Intervention de Michelle Demessine

Réunion du 21 octobre 2004 à 15h00
Droits des personnes handicapées — Articles additionnels avant l'article 27

Photo de Michelle DemessineMichelle Demessine :

... puisqu'il inscrit dans la loi une contradiction majeure entre le principe de l'évaluation personnalisée des besoins, qui appelle une réponse adaptée au projet de vie des personnes, et les financements fermés des enveloppes de la CNSA, qui interdisent de ce fait l'élaboration de réponses à la hauteur de ces besoins.

C'est une mystification pure et simple. Mais nous en avons maintenant quelque peu l'habitude !

Madame la secrétaire d'Etat, il n'est pas convenable de placer les personnes qui sont en situation de handicap dans une position où elles auront enfin la possibilité d'exprimer leurs besoins de compensation et d'aide, pour s'entendre dire ensuite qu'il n'y a pas de financement pour y répondre.

L'opacité du dispositif ne leur permet malheureusement pas encore de se rendre compte de cette situation, mais je redoute les déceptions, voire les désespoirs qu'engendrera la mise en oeuvre de la CNSA.

Il ne s'agit pas d'une simple contradiction issue d'une méthode de travail morcelée et sans cohérence. Finalement, c'est l'expression d'une volonté qui aura pour conséquence de reléguer malgré tout le handicap dans l'aide sociale, et surtout d'opérer très concrètement une étape supplémentaire du démantèlement de notre système solidaire de sécurité sociale.

J'en veux pour preuve, d'abord, le fait que les modalités de financement de la caisse ne reposent pas sur le régime de prélèvements sociaux érigé selon les principes de solidarité nationale et d'universalité.

Ensuite, la spécialisation du champ d'intervention de la caisse ne relève définitivement pas de la définition d'un risque qui résulterait d'un aléa de la vie telle que la sécurité sociale le développe.

Si le statut d'établissement public était retenu pour la CNSA, nul besoin d'autre preuve pour conclure à la sortie pure et simple des risques « handicap » et « dépendance » du champ de la sécurité sociale.

Vous l'aurez compris, nous récusons l'idée de la CNSA. D'abord, parce qu'elle nie les compétences et l'expérience des organismes de sécurité sociale, qui seront précieuses pour mettre en oeuvre des dispositifs fort complexes.

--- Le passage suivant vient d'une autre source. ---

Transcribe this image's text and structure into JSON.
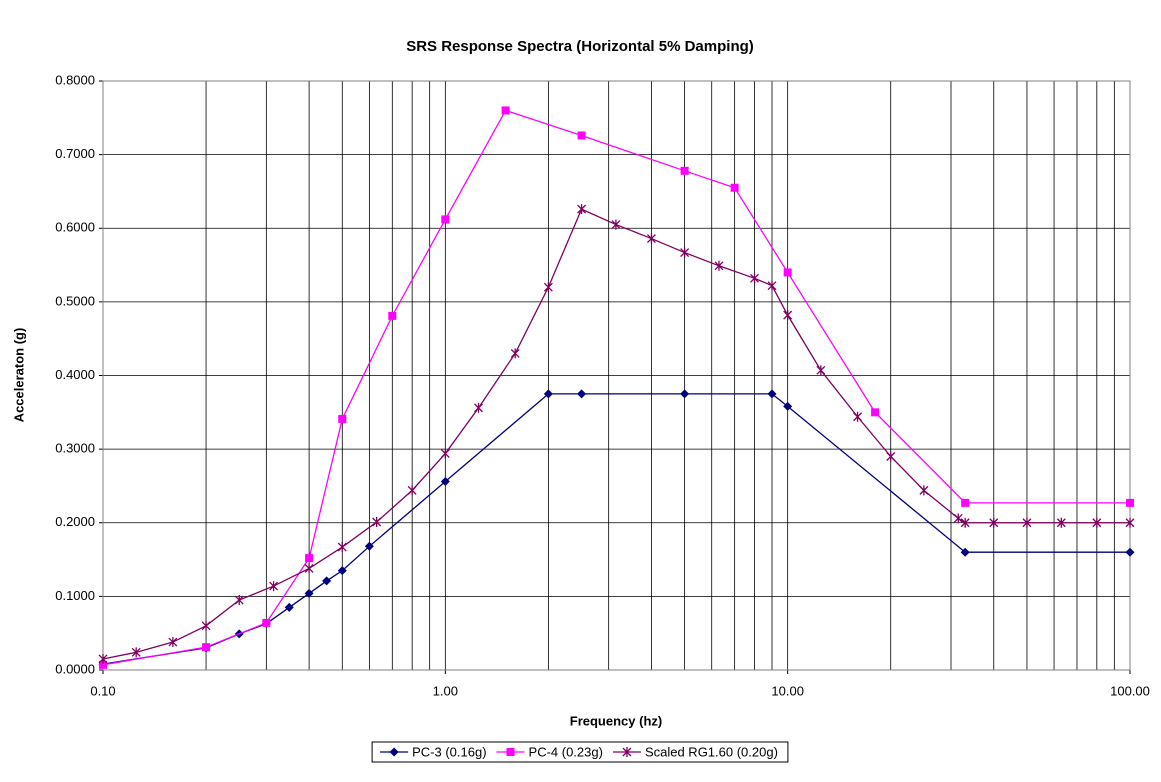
{
  "chart_data": {
    "type": "line",
    "title": "SRS Response Spectra (Horizontal 5% Damping)",
    "xlabel": "Frequency (hz)",
    "ylabel": "Acceleraton (g)",
    "xscale": "log",
    "xlim": [
      0.1,
      100
    ],
    "xticks": [
      {
        "value": 0.1,
        "label": "0.10"
      },
      {
        "value": 1,
        "label": "1.00"
      },
      {
        "value": 10,
        "label": "10.00"
      },
      {
        "value": 100,
        "label": "100.00"
      }
    ],
    "xminorticks": [
      0.2,
      0.3,
      0.4,
      0.5,
      0.6,
      0.7,
      0.8,
      0.9,
      2,
      3,
      4,
      5,
      6,
      7,
      8,
      9,
      20,
      30,
      40,
      50,
      60,
      70,
      80,
      90
    ],
    "ylim": [
      0,
      0.8
    ],
    "yticks": [
      {
        "value": 0,
        "label": "0.0000"
      },
      {
        "value": 0.1,
        "label": "0.1000"
      },
      {
        "value": 0.2,
        "label": "0.2000"
      },
      {
        "value": 0.3,
        "label": "0.3000"
      },
      {
        "value": 0.4,
        "label": "0.4000"
      },
      {
        "value": 0.5,
        "label": "0.5000"
      },
      {
        "value": 0.6,
        "label": "0.6000"
      },
      {
        "value": 0.7,
        "label": "0.7000"
      },
      {
        "value": 0.8,
        "label": "0.8000"
      }
    ],
    "grid": true,
    "legend": "bottom",
    "series": [
      {
        "name": "PC-3 (0.16g)",
        "color": "#000080",
        "marker": "diamond",
        "x": [
          0.1,
          0.2,
          0.25,
          0.3,
          0.35,
          0.4,
          0.45,
          0.5,
          0.6,
          1.0,
          2.0,
          2.5,
          5,
          9,
          10,
          33,
          100
        ],
        "values": [
          0.008,
          0.03,
          0.049,
          0.063,
          0.085,
          0.104,
          0.121,
          0.135,
          0.168,
          0.256,
          0.375,
          0.375,
          0.375,
          0.375,
          0.358,
          0.16,
          0.16
        ]
      },
      {
        "name": "PC-4 (0.23g)",
        "color": "#ff00ff",
        "marker": "square",
        "x": [
          0.1,
          0.2,
          0.3,
          0.4,
          0.5,
          0.7,
          1.0,
          1.5,
          2.5,
          5,
          7,
          10,
          18,
          33,
          100
        ],
        "values": [
          0.007,
          0.031,
          0.064,
          0.152,
          0.341,
          0.481,
          0.612,
          0.76,
          0.726,
          0.678,
          0.655,
          0.54,
          0.35,
          0.227,
          0.227
        ]
      },
      {
        "name": "Scaled RG1.60 (0.20g)",
        "color": "#800060",
        "marker": "asterisk",
        "x": [
          0.1,
          0.125,
          0.16,
          0.2,
          0.25,
          0.315,
          0.4,
          0.5,
          0.63,
          0.8,
          1.0,
          1.25,
          1.6,
          2.0,
          2.5,
          3.15,
          4,
          5,
          6.3,
          8,
          9,
          10,
          12.5,
          16,
          20,
          25,
          31.5,
          33,
          40,
          50,
          63,
          80,
          100
        ],
        "values": [
          0.015,
          0.024,
          0.038,
          0.06,
          0.095,
          0.114,
          0.138,
          0.167,
          0.201,
          0.244,
          0.294,
          0.356,
          0.43,
          0.52,
          0.626,
          0.605,
          0.586,
          0.567,
          0.549,
          0.532,
          0.522,
          0.482,
          0.407,
          0.344,
          0.29,
          0.244,
          0.206,
          0.2,
          0.2,
          0.2,
          0.2,
          0.2,
          0.2
        ]
      }
    ]
  }
}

En outre, cette fois-ci, le transfert pur et simple de charges non compensées vers les départements est clairement affiché : après avoir additionné l'enveloppe fermée de la CNSA pour la prestation de compensation, soit 550 millions d'euros, à l'ACTP, dont l'enveloppe n'est pas fermée, versée par les départements, et après avoir évoqué la répartition des crédits entre les aides humaines, techniques, de logement et de véhicule, vous n'hésitez pas à indiquer que « si l'évolution révélait une insuffisance de ressources, il reviendrait aux départements responsables de la prestation de financer le différentiel ».

Dans ces conditions, le dialogue de gestion, censé régler tous les problèmes entre le département et la CNSA, et le rôle imparti à la commission des droits et de l'autonomie des personnes handicapées sont des leurres de dialogue et de participation.

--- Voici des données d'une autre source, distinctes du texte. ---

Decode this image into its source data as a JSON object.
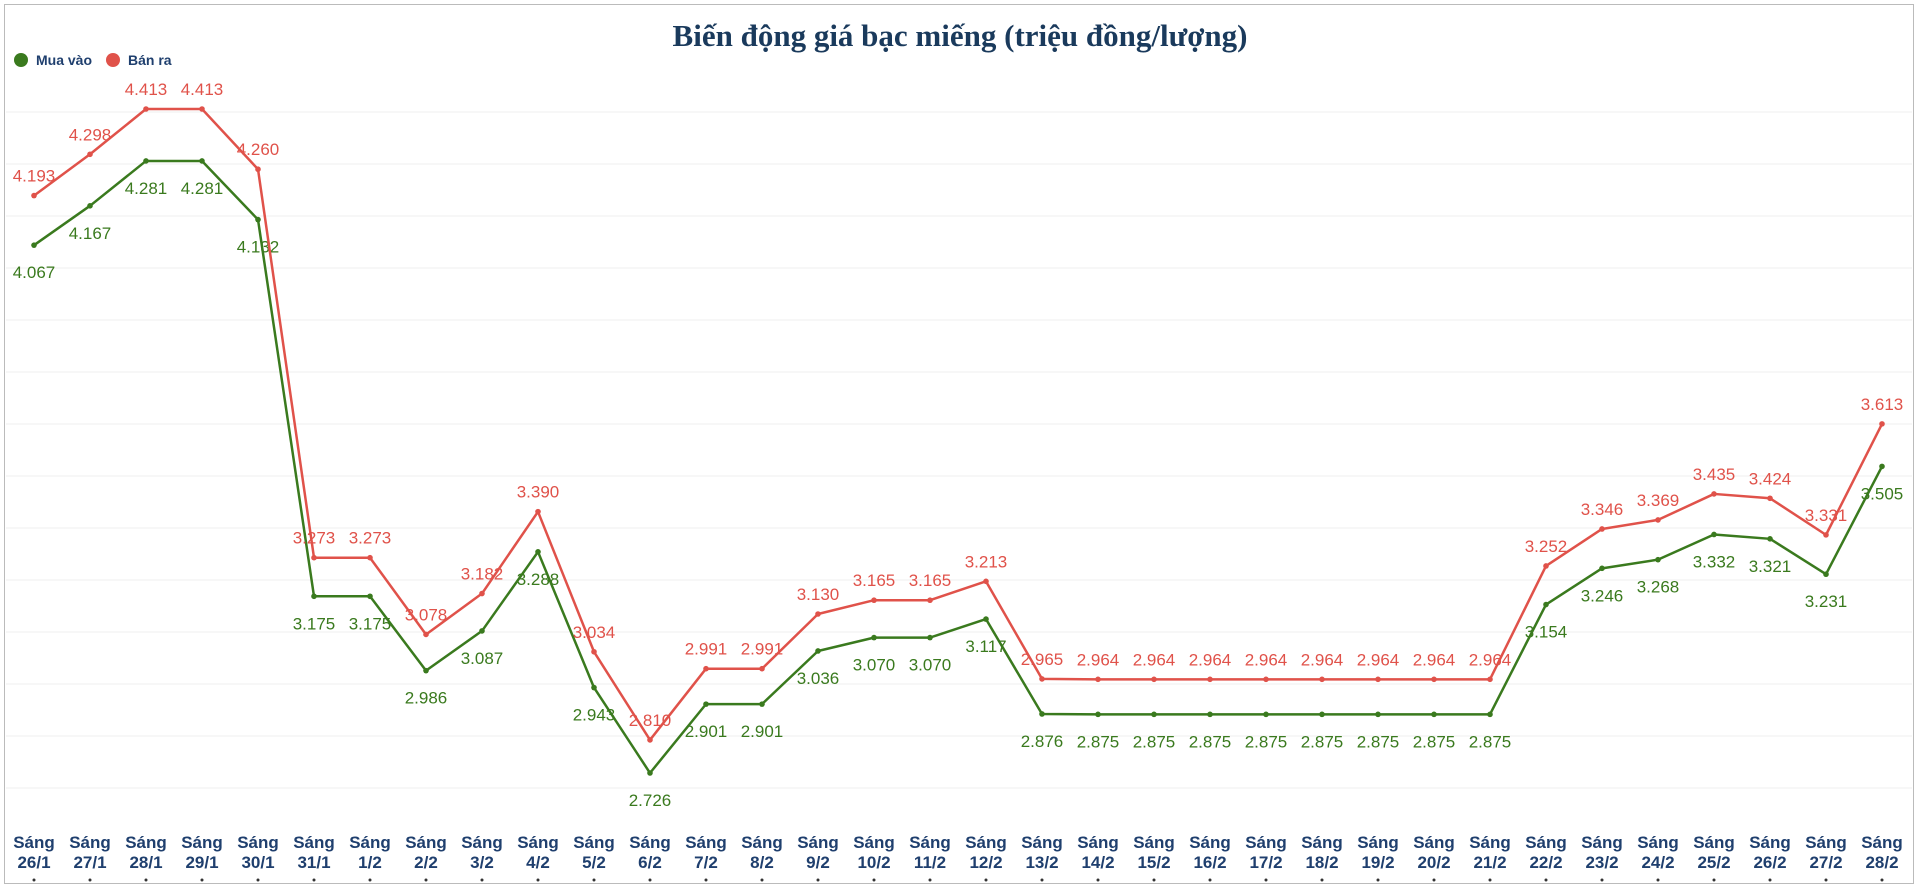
{
  "chart_data": {
    "type": "line",
    "title": "Biến động giá bạc miếng (triệu đồng/lượng)",
    "legend_position": "top-left",
    "grid": true,
    "categories": [
      "Sáng 26/1",
      "Sáng 27/1",
      "Sáng 28/1",
      "Sáng 29/1",
      "Sáng 30/1",
      "Sáng 31/1",
      "Sáng 1/2",
      "Sáng 2/2",
      "Sáng 3/2",
      "Sáng 4/2",
      "Sáng 5/2",
      "Sáng 6/2",
      "Sáng 7/2",
      "Sáng 8/2",
      "Sáng 9/2",
      "Sáng 10/2",
      "Sáng 11/2",
      "Sáng 12/2",
      "Sáng 13/2",
      "Sáng 14/2",
      "Sáng 15/2",
      "Sáng 16/2",
      "Sáng 17/2",
      "Sáng 18/2",
      "Sáng 19/2",
      "Sáng 20/2",
      "Sáng 21/2",
      "Sáng 22/2",
      "Sáng 23/2",
      "Sáng 24/2",
      "Sáng 25/2",
      "Sáng 26/2",
      "Sáng 27/2",
      "Sáng 28/2"
    ],
    "series": [
      {
        "name": "Mua vào",
        "color": "#3a7a1e",
        "values": [
          4.067,
          4.167,
          4.281,
          4.281,
          4.132,
          3.175,
          3.175,
          2.986,
          3.087,
          3.288,
          2.943,
          2.726,
          2.901,
          2.901,
          3.036,
          3.07,
          3.07,
          3.117,
          2.876,
          2.875,
          2.875,
          2.875,
          2.875,
          2.875,
          2.875,
          2.875,
          2.875,
          3.154,
          3.246,
          3.268,
          3.332,
          3.321,
          3.231,
          3.505
        ]
      },
      {
        "name": "Bán ra",
        "color": "#e0524a",
        "values": [
          4.193,
          4.298,
          4.413,
          4.413,
          4.26,
          3.273,
          3.273,
          3.078,
          3.182,
          3.39,
          3.034,
          2.81,
          2.991,
          2.991,
          3.13,
          3.165,
          3.165,
          3.213,
          2.965,
          2.964,
          2.964,
          2.964,
          2.964,
          2.964,
          2.964,
          2.964,
          2.964,
          3.252,
          3.346,
          3.369,
          3.435,
          3.424,
          3.331,
          3.613
        ]
      }
    ]
  }
}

La garantie de l'égalité de traitement sur le territoire n'aura aucune effectivité dans ce contexte, et vous le savez.

En conséquence, permettez-moi, madame la secrétaire d'Etat, de douter de la sincérité du Gouvernement lorsque vous évoquez le souci de proximité pour désigner les départements comme chefs de file afin de répondre efficacement aux besoins des personnes en perte d'autonomie ou en situation de handicap. Vous ne leur en donnez pas les moyens !

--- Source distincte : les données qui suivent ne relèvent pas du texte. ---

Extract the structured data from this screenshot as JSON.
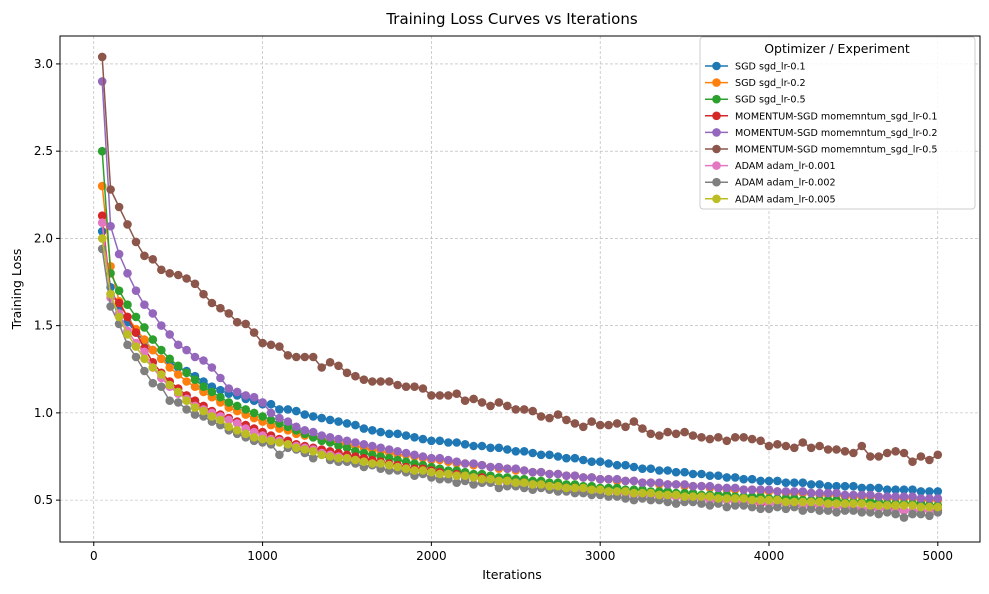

Nous ne nous satisfaisons pas d'une CNSA qui affiche le principe d'une solidarité universelle en direction des personnes âgées et des personnes handicapées, mais qui, dans les faits, maintien deux dispositifs distincts.

Pour notre part, et cela ne vous surprendra pas, nous restons farouchement attachés à la reconnaissance d'un risque nouveau « handicap-incapacité-dépendance » inclus dans le champ de la sécurité sociale et engageant résolument notre société dans une modernité où les valeurs humanistes sont non seulement respectées, mais mises en pratique

Ce droit nouveau et universel à compensation en raison de la dépendance ne connaît ni de barrière relative à l'âge ni de barrière quant à l'origine ou à la nature de la déficience. II devrait alors être financé de façon pérenne dans le cadre de la solidarité nationale, sur la base de cotisations sociales réformées.

Nous avons la conviction que c'est le seul moyen de répondre dignement et selon les principes républicains de liberté, d'égalité, de fraternité, qui sont la marque de notre humanité, à ce grand défi de civilisation qui est devant nous.